Lo más delicado de la obra se me ha escapado. He visto muy bien en conjunto cómo se obtiene la cámara en que se abre el huevo; el gran reborde que circunda la orza primitiva se adelgaza en lámina bajo la presión de las patas y se alarga en forma de saco, cuya boca va disminuyendo. Hasta aquí se explica perfectamente el trabajo; pero ya no se explica la exquisita perfección de la celda en que ha de abrirse el huevo, cuando se piensa en las rígidas herramientas del insecto, aquellos brazos largos y dentados cuyas bruscas torpezas parecen los movimientos de un autómata.

¿Cómo obtiene el escarabajo la cámara natal, el nicho ovalado pulimentado con tanta delicadeza y estucado en el interior, con utensilios tan toscos, excelentes para labrar la toba? ¿Es posible que aquella pata, verdadera sierra de cantero, de enormes dientes, rivalice en suavidad con el pincel al introducirla por el estrecho orificio del saco? ¿Por qué no? Ya lo hemos dicho en otra parte, y éste es el momento de repetirlo: la herramienta no hace al obrero. El insecto ejerce su aptitud de especialista con el instrumento de que está provisto. Una garlopa sabe emplearla como sierra, y una sierra como garlopa, lo mismo que el obrero modelo de que habla Franklin. De ese mismo rastrillo de fuertes dientes, con que el escarabajo abre la tierra, sabe hacer llana y pincel para alisar el estuco de la cámara en que ha de nacer el gusano.

Para acabar, anotaremos otro detalle respecto de esta cámara natal. En el extremo del cuello de la pera siempre se distingue, de manera clara y precisa, un punto erizado de briznas fibrosas, en tanto que el resto del cuello está cuidadosamente pulido. Es el tapón con que la madre ha cerrado la estrecha abertura, en cuanto ha puesto el huevo en su sitio, y este tapón, como lo demuestra su estructura hirsuta, no ha sido sometido a la presión que todo el resto de la obra empasta en la masa y hace desaparecer la menor brizna saliente.

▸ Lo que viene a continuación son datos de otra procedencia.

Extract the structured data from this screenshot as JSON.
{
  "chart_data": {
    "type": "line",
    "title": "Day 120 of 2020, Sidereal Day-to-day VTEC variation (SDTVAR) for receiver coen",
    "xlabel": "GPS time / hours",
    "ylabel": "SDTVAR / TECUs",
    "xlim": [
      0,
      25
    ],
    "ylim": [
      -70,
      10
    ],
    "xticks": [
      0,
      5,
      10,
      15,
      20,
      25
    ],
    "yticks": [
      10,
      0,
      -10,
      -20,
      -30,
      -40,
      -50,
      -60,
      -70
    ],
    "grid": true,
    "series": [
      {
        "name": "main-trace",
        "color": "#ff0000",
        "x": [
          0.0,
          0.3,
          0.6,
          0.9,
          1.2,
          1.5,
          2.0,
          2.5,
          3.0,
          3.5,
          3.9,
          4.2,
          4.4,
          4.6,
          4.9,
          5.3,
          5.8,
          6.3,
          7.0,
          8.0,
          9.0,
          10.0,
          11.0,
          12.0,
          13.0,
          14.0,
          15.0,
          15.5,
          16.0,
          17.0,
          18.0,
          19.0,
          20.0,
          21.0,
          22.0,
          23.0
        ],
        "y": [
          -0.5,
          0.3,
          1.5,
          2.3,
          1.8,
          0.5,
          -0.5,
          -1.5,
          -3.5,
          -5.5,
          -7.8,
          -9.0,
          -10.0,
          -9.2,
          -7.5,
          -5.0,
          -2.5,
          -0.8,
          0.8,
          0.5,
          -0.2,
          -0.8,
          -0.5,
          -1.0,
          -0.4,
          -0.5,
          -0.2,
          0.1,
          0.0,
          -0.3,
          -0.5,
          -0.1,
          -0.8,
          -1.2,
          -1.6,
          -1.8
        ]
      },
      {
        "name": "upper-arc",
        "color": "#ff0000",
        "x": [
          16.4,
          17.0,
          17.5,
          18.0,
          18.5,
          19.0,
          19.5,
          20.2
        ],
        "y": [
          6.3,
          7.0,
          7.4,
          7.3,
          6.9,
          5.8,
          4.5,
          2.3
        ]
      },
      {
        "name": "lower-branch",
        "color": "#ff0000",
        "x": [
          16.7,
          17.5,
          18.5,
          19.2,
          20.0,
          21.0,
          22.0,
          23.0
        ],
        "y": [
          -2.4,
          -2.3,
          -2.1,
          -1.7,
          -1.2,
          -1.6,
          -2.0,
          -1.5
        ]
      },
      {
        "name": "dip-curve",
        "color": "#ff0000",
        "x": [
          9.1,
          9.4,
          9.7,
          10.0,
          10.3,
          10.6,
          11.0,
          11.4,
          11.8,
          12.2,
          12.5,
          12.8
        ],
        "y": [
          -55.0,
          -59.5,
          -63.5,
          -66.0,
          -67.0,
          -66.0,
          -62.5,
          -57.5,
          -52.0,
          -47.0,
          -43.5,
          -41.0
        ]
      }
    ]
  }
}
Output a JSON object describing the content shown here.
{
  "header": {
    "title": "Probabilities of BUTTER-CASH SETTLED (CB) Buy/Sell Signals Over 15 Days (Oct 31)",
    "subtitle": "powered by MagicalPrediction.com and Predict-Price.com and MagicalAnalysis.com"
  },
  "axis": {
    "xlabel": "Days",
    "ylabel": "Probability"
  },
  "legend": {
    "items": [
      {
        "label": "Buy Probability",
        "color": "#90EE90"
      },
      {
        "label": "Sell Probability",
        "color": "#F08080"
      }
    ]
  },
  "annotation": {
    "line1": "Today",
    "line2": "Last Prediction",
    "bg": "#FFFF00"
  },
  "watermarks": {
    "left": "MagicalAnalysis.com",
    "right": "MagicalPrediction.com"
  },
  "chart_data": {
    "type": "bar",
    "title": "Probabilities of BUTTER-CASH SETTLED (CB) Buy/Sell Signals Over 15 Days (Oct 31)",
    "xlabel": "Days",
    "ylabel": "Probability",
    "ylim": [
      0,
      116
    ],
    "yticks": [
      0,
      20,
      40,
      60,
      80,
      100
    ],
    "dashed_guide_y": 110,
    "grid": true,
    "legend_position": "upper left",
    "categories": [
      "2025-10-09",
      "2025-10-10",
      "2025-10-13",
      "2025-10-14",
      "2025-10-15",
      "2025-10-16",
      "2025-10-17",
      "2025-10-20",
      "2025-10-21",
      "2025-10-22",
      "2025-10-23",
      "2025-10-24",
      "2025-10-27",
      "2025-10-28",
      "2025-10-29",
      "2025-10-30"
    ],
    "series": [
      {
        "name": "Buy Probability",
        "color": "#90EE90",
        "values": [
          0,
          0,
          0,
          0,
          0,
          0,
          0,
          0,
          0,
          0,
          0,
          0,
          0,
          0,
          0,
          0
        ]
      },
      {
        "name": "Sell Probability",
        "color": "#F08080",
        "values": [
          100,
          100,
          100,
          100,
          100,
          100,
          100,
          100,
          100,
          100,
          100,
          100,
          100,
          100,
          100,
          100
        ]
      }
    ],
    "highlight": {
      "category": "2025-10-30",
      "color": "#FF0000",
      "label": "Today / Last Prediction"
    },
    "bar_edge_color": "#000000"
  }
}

¿Por qué este miramiento en el polo extremo, excepción muy singular, cuando en todas partes ha sufrido la pera los vigorosos golpes de la pata del insecto? El huevo se apoya en este tapón por su extremo trasero, y si el tapón se comprimiera y penetrara en la cámara, se transmitiría la presión al germen, y lo pondría en peligro. La madre, al corriente de tal peligro, obtura, pues, el estuche con un tapón sin amasar; de este modo podrá renovarse el aire en la cámara y el huevo quedará libre de la peligrosa conmoción del batidor compresor.

Lám. II.
1.—El escarabajo sagrado rechazando y derribando a un cofrade ladrón que trata de imponerse so pretexto de auxiliar.—2. Cripta en que el escarabajo modela en pera la provisión de una larva.